LONDON (Reuters) - European shares rose on Wednesday, boosted by strength in basic resource and oil stocks, while French aeroplane seat-maker Zodiac plummeted after its latest profit warning.
The pan-European STOXX 600 (STOXX) index gained 0.4 percent in early deals. Potentially divisive elections and a U.S. Federal Reserve policy meeting that could signal how much monetary tightening to expect during the remainder of the year are events in focus for market participants.
A recovery in oil prices after a sharp sell-off over the past week spurred a relief rally in basic resources stocks. The sector index (SXPP) were the top gainers, up 2 percent, followed by an index of major European oil-related stocks (SXEP) which rose 1.3 percent.

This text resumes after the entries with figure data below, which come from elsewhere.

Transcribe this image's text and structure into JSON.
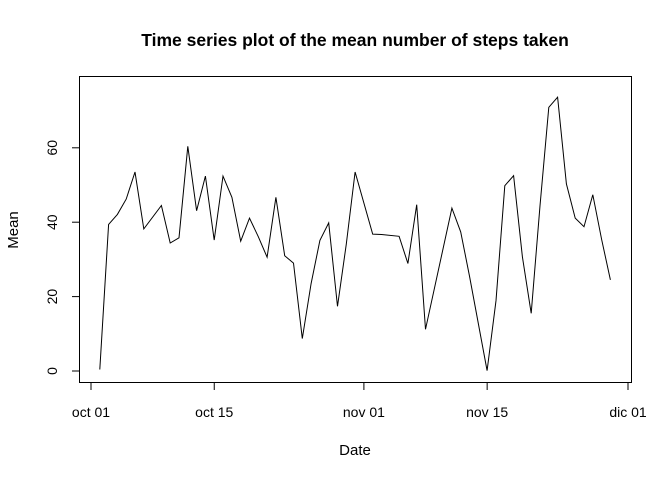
{
  "chart_data": {
    "type": "line",
    "title": "Time series plot of the mean number of steps taken",
    "xlabel": "Date",
    "ylabel": "Mean",
    "x_tick_labels": [
      "oct 01",
      "oct 15",
      "nov 01",
      "nov 15",
      "dic 01"
    ],
    "x_tick_dates": [
      "2012-10-01",
      "2012-10-15",
      "2012-11-01",
      "2012-11-15",
      "2012-12-01"
    ],
    "y_ticks": [
      0,
      20,
      40,
      60
    ],
    "xlim": [
      "2012-10-01",
      "2012-12-01"
    ],
    "ylim": [
      0,
      75
    ],
    "grid": false,
    "legend": "none",
    "series": [
      {
        "x": [
          "2012-10-02",
          "2012-10-03",
          "2012-10-04",
          "2012-10-05",
          "2012-10-06",
          "2012-10-07",
          "2012-10-09",
          "2012-10-10",
          "2012-10-11",
          "2012-10-12",
          "2012-10-13",
          "2012-10-14",
          "2012-10-15",
          "2012-10-16",
          "2012-10-17",
          "2012-10-18",
          "2012-10-19",
          "2012-10-20",
          "2012-10-21",
          "2012-10-22",
          "2012-10-23",
          "2012-10-24",
          "2012-10-25",
          "2012-10-26",
          "2012-10-27",
          "2012-10-28",
          "2012-10-29",
          "2012-10-30",
          "2012-10-31",
          "2012-11-02",
          "2012-11-03",
          "2012-11-05",
          "2012-11-06",
          "2012-11-07",
          "2012-11-08",
          "2012-11-11",
          "2012-11-12",
          "2012-11-13",
          "2012-11-15",
          "2012-11-16",
          "2012-11-17",
          "2012-11-18",
          "2012-11-19",
          "2012-11-20",
          "2012-11-21",
          "2012-11-22",
          "2012-11-23",
          "2012-11-24",
          "2012-11-25",
          "2012-11-26",
          "2012-11-27",
          "2012-11-28",
          "2012-11-29"
        ],
        "values": [
          0.4,
          39.4,
          42.1,
          46.2,
          53.5,
          38.2,
          44.5,
          34.4,
          35.8,
          60.4,
          43.1,
          52.4,
          35.2,
          52.4,
          46.7,
          34.9,
          41.1,
          36.1,
          30.6,
          46.7,
          31.0,
          29.0,
          8.7,
          23.5,
          35.1,
          39.8,
          17.4,
          34.1,
          53.5,
          36.8,
          36.7,
          36.2,
          28.9,
          44.7,
          11.2,
          43.8,
          37.4,
          25.5,
          0.1,
          18.9,
          49.8,
          52.5,
          30.7,
          15.5,
          44.4,
          70.9,
          73.6,
          50.3,
          41.1,
          38.8,
          47.4,
          35.4,
          24.5
        ]
      }
    ]
  }
}
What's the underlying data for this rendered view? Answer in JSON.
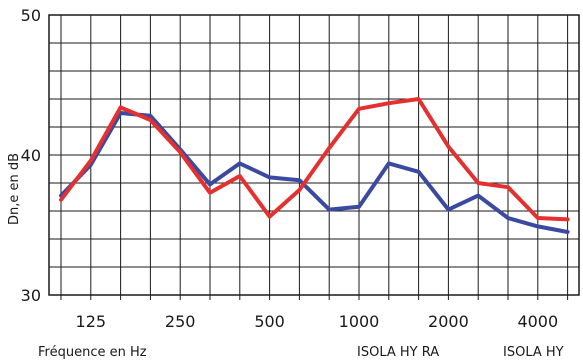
{
  "chart_data": {
    "type": "line",
    "xlabel": "Fréquence en Hz",
    "ylabel": "Dn,e en dB",
    "ylim": [
      30,
      50
    ],
    "x": [
      100,
      125,
      160,
      200,
      250,
      315,
      400,
      500,
      630,
      800,
      1000,
      1250,
      1600,
      2000,
      2500,
      3150,
      4000,
      5000
    ],
    "x_tick_labels": [
      "125",
      "250",
      "500",
      "1000",
      "2000",
      "4000"
    ],
    "y_ticks": [
      30,
      40,
      50
    ],
    "y_tick_labels": [
      "30",
      "40",
      "50"
    ],
    "grid": true,
    "legend_placement": "bottom-right",
    "series": [
      {
        "name": "ISOLA HY",
        "color": "#3a4aa0",
        "values": [
          37.1,
          39.3,
          43.0,
          42.8,
          40.4,
          37.9,
          39.4,
          38.4,
          38.2,
          36.1,
          36.3,
          39.4,
          38.8,
          36.1,
          37.1,
          35.5,
          34.9,
          34.5
        ]
      },
      {
        "name": "ISOLA HY RA",
        "color": "#e53030",
        "values": [
          36.8,
          39.6,
          43.4,
          42.5,
          40.2,
          37.3,
          38.5,
          35.6,
          37.5,
          40.5,
          43.3,
          43.7,
          44.0,
          40.6,
          38.0,
          37.7,
          35.5,
          35.4
        ]
      }
    ]
  }
}
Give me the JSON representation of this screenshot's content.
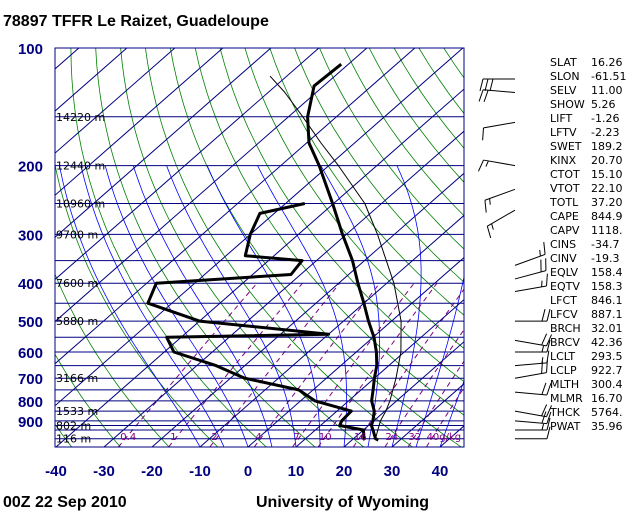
{
  "header": {
    "title": "78897 TFFR Le Raizet, Guadeloupe"
  },
  "footer": {
    "time": "00Z 22 Sep 2010",
    "source": "University of Wyoming"
  },
  "colors": {
    "isobar": "#000080",
    "isotherm": "#000080",
    "dry_adiabat": "#008000",
    "moist_adiabat": "#0000ff",
    "mixing_ratio": "#800080",
    "profile": "#000000"
  },
  "chart_data": {
    "type": "line",
    "pressure_levels": [
      100,
      200,
      300,
      400,
      500,
      600,
      700,
      800,
      900
    ],
    "temperature_ticks": [
      -40,
      -30,
      -20,
      -10,
      0,
      10,
      20,
      30,
      40
    ],
    "height_labels": [
      {
        "p": 150,
        "label": "14220 m"
      },
      {
        "p": 200,
        "label": "12440 m"
      },
      {
        "p": 250,
        "label": "10960 m"
      },
      {
        "p": 300,
        "label": "9700 m"
      },
      {
        "p": 400,
        "label": "7600 m"
      },
      {
        "p": 500,
        "label": "5880 m"
      },
      {
        "p": 700,
        "label": "3166 m"
      },
      {
        "p": 850,
        "label": "1533 m"
      },
      {
        "p": 925,
        "label": "802 m"
      },
      {
        "p": 1000,
        "label": "116 m"
      }
    ],
    "mixing_ratio_labels": [
      "0.4",
      "1",
      "2",
      "4",
      "7",
      "10",
      "16",
      "24",
      "32",
      "40g/kg"
    ],
    "mixing_ratios": [
      0.4,
      1,
      2,
      4,
      7,
      10,
      16,
      24,
      32,
      40
    ],
    "series": [
      {
        "name": "Temperature",
        "points": [
          [
            1008,
            25.5
          ],
          [
            1000,
            24.6
          ],
          [
            950,
            22.0
          ],
          [
            925,
            20.6
          ],
          [
            900,
            19.8
          ],
          [
            850,
            17.8
          ],
          [
            800,
            14.8
          ],
          [
            750,
            12.5
          ],
          [
            700,
            10.0
          ],
          [
            650,
            7.5
          ],
          [
            600,
            4.2
          ],
          [
            550,
            0.2
          ],
          [
            500,
            -4.8
          ],
          [
            450,
            -10.0
          ],
          [
            400,
            -16.0
          ],
          [
            350,
            -22.5
          ],
          [
            300,
            -30.8
          ],
          [
            250,
            -40.2
          ],
          [
            200,
            -52.0
          ],
          [
            175,
            -59.5
          ],
          [
            150,
            -66.0
          ],
          [
            125,
            -72.0
          ],
          [
            110,
            -71.5
          ]
        ]
      },
      {
        "name": "Dewpoint",
        "points": [
          [
            1008,
            22.7
          ],
          [
            1000,
            22.2
          ],
          [
            950,
            20.0
          ],
          [
            925,
            14.0
          ],
          [
            900,
            13.3
          ],
          [
            850,
            13.0
          ],
          [
            800,
            3.0
          ],
          [
            750,
            -3.0
          ],
          [
            700,
            -17.0
          ],
          [
            650,
            -26.0
          ],
          [
            600,
            -38.0
          ],
          [
            550,
            -43.0
          ],
          [
            540,
            -10.0
          ],
          [
            500,
            -40.0
          ],
          [
            450,
            -55.0
          ],
          [
            400,
            -58.0
          ],
          [
            380,
            -32.0
          ],
          [
            350,
            -33.0
          ],
          [
            340,
            -46.0
          ],
          [
            300,
            -50.0
          ],
          [
            265,
            -53.0
          ],
          [
            250,
            -46.0
          ]
        ]
      },
      {
        "name": "Parcel",
        "points": [
          [
            1000,
            24.6
          ],
          [
            950,
            23.0
          ],
          [
            900,
            21.4
          ],
          [
            850,
            20.2
          ],
          [
            800,
            18.6
          ],
          [
            700,
            14.5
          ],
          [
            600,
            9.3
          ],
          [
            500,
            2.0
          ],
          [
            400,
            -8.5
          ],
          [
            300,
            -23.5
          ],
          [
            250,
            -33.5
          ],
          [
            200,
            -48.0
          ],
          [
            175,
            -57.0
          ],
          [
            150,
            -67.0
          ],
          [
            130,
            -76.5
          ],
          [
            118,
            -83.5
          ]
        ]
      }
    ],
    "wind_barbs": [
      {
        "p": 120,
        "dir": 270,
        "spd": 30
      },
      {
        "p": 130,
        "dir": 275,
        "spd": 20
      },
      {
        "p": 155,
        "dir": 260,
        "spd": 10
      },
      {
        "p": 200,
        "dir": 280,
        "spd": 15
      },
      {
        "p": 230,
        "dir": 250,
        "spd": 15
      },
      {
        "p": 260,
        "dir": 240,
        "spd": 15
      },
      {
        "p": 360,
        "dir": 70,
        "spd": 15
      },
      {
        "p": 390,
        "dir": 75,
        "spd": 20
      },
      {
        "p": 420,
        "dir": 80,
        "spd": 15
      },
      {
        "p": 500,
        "dir": 90,
        "spd": 20
      },
      {
        "p": 560,
        "dir": 100,
        "spd": 20
      },
      {
        "p": 600,
        "dir": 90,
        "spd": 15
      },
      {
        "p": 650,
        "dir": 85,
        "spd": 15
      },
      {
        "p": 700,
        "dir": 80,
        "spd": 20
      },
      {
        "p": 760,
        "dir": 95,
        "spd": 20
      },
      {
        "p": 850,
        "dir": 100,
        "spd": 20
      },
      {
        "p": 900,
        "dir": 95,
        "spd": 20
      },
      {
        "p": 950,
        "dir": 90,
        "spd": 15
      },
      {
        "p": 1000,
        "dir": 90,
        "spd": 10
      }
    ],
    "xlim": [
      -40,
      45
    ],
    "ylim": [
      1050,
      100
    ],
    "yscale": "log"
  },
  "indices": [
    {
      "key": "SLAT",
      "value": "16.26"
    },
    {
      "key": "SLON",
      "value": "-61.51"
    },
    {
      "key": "SELV",
      "value": "11.00"
    },
    {
      "key": "SHOW",
      "value": "5.26"
    },
    {
      "key": "LIFT",
      "value": "-1.26"
    },
    {
      "key": "LFTV",
      "value": "-2.23"
    },
    {
      "key": "SWET",
      "value": "189.2"
    },
    {
      "key": "KINX",
      "value": "20.70"
    },
    {
      "key": "CTOT",
      "value": "15.10"
    },
    {
      "key": "VTOT",
      "value": "22.10"
    },
    {
      "key": "TOTL",
      "value": "37.20"
    },
    {
      "key": "CAPE",
      "value": "844.9"
    },
    {
      "key": "CAPV",
      "value": "1118."
    },
    {
      "key": "CINS",
      "value": "-34.7"
    },
    {
      "key": "CINV",
      "value": "-19.3"
    },
    {
      "key": "EQLV",
      "value": "158.4"
    },
    {
      "key": "EQTV",
      "value": "158.3"
    },
    {
      "key": "LFCT",
      "value": "846.1"
    },
    {
      "key": "LFCV",
      "value": "887.1"
    },
    {
      "key": "BRCH",
      "value": "32.01"
    },
    {
      "key": "BRCV",
      "value": "42.36"
    },
    {
      "key": "LCLT",
      "value": "293.5"
    },
    {
      "key": "LCLP",
      "value": "922.7"
    },
    {
      "key": "MLTH",
      "value": "300.4"
    },
    {
      "key": "MLMR",
      "value": "16.70"
    },
    {
      "key": "THCK",
      "value": "5764."
    },
    {
      "key": "PWAT",
      "value": "35.96"
    }
  ]
}
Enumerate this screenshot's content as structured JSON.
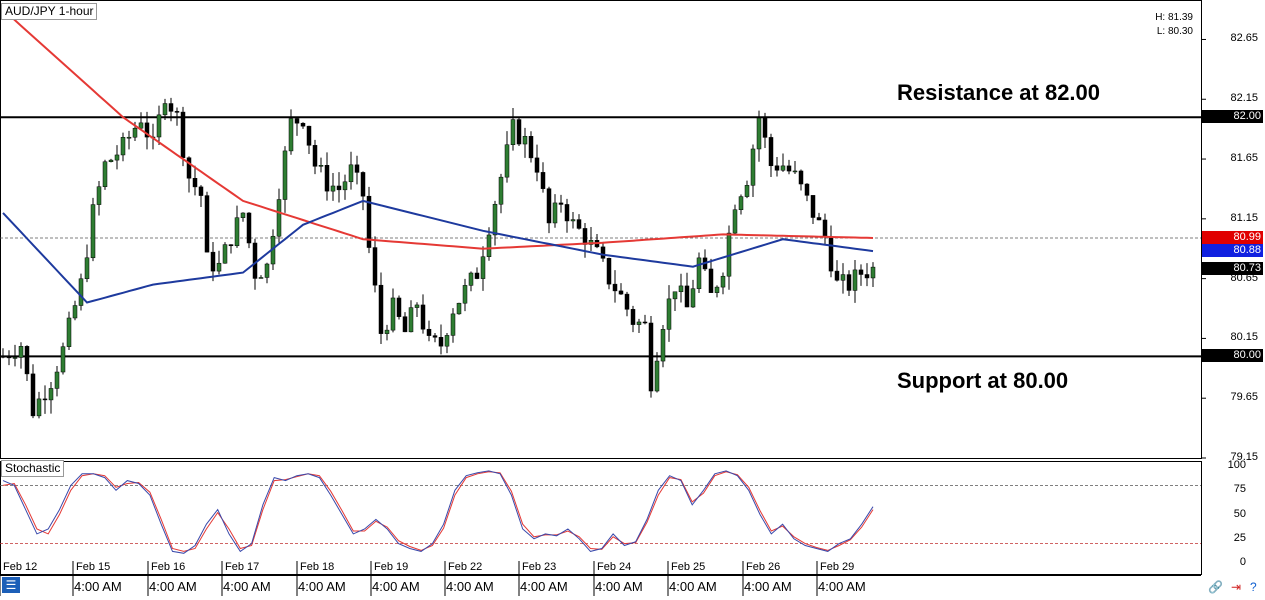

Oil prices rebounded after a surprise U.S. crude stockpile drawdown eased worries about a supply glut.
Amec Foster (L:AMFW) , Wood Group (L:WG) and Tullow Oil (L:TLW) were among the best-performing oil services and oil producer stocks, up 3 to 3.5 percent.
British drugmaker Hikma (L:HIK) was up 7.2 percent after it posted a rise in full-year operating profit, up 2.4 percent on growth in its injectables and branded business, which offset weakness in its generic drugs.
Zodiac (PA:ZODC) fell 12.8 percent, the top European faller, after it warned on profit after the close on Tuesday. The company, which engine maker Safran (PA:SAF) is seeking to acquire, said it sees full-year operating income falling 10 percent against a previous forecast of a 10-20 percent rise.
Zara owner Inditex (MC:ITX) fell 1.8 percent after it posted a 10 percent rise in profit for 2016. The broader European retail sector (SXRP) was the worst-performing sector, down 0.7 percent, with Swedish peer H&M (ST:HMb) also down 4.5 percent.